Nenek : Tapi itu lebih sukar, sebab Tuhan susah diajak berdebat. Tuhan Cuma diam
saja. Orang hanya mengerti apa mau Tuhan kalau sudah terlaksana. Sedang rencana-
rencana selanjutnya. Masih gelap bukan? Bagaimana kau mengajukan argumentasi-
argumentasimu jika mau ajak Tuhan berdiskusi? (Kakek geleng kepala)

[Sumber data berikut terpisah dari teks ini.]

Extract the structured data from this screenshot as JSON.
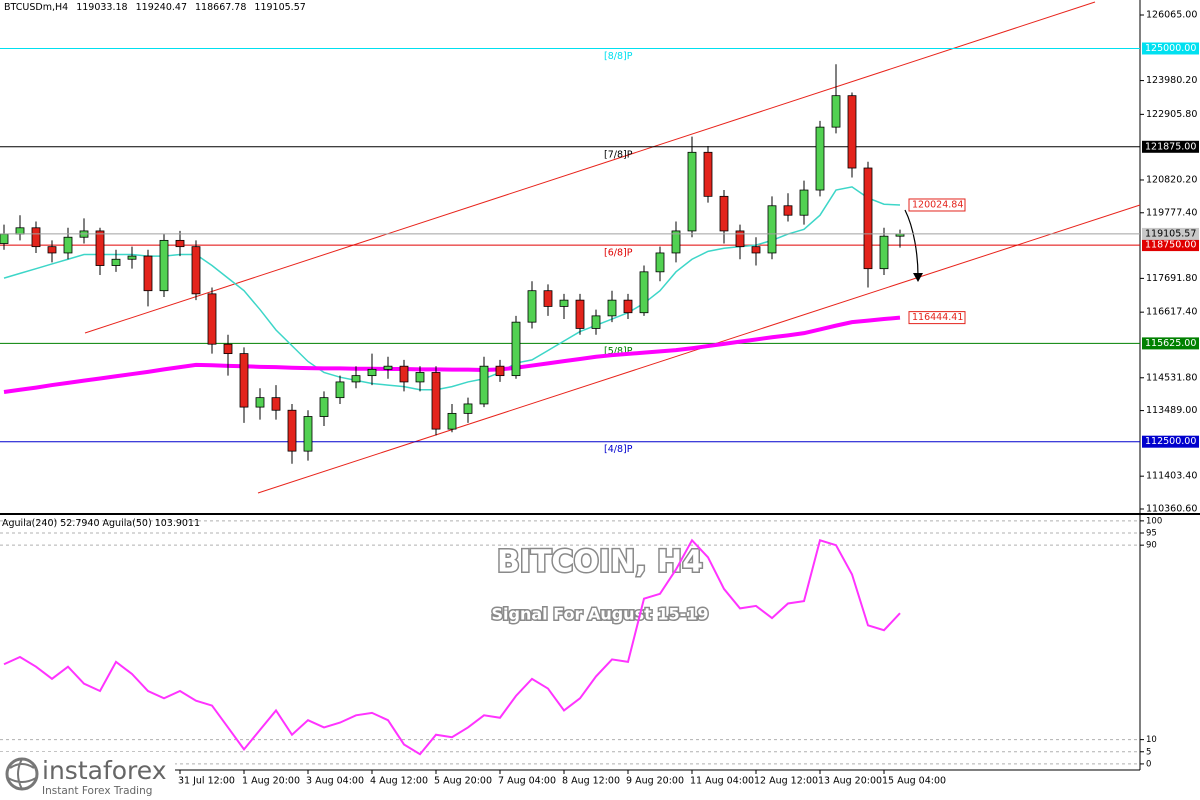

Kakek : Bidang sampah-sampah! Ini perlu sekali, salah satu sebab adanya banjir di
kota ini, karena orang-orang kurang tahu artinya selokan-selokan itu. Kau lihat di
jalan-jalan yang sering tergenang air itu. Coba selokan itu kita keduk, sampahnya luar
biasa banyaknya… (Nenek termenung)

4) Nilai Ekonomi
Nilai ekonomi terletak pada kehidupan Kakek dan Nenek yang hidup sederhana
dengan menikmati hidangan apa adanya, serta dengan perabotan rumah yang mulai
lusuh.
“Panggung menggambarkan sebuah ruangan tengah rumah sepasang orang tua. Di atas
sebelah kiri ada meja makan kecil dengan dua buah kursi. Di atas meja ada teko,
sepasang cangkir, dan stoples berisi panganan. Agak tengah ruangan itu terdapat sofa,
lusuh warna gairahnya. Di belakang terdapat pintu dan jendela.”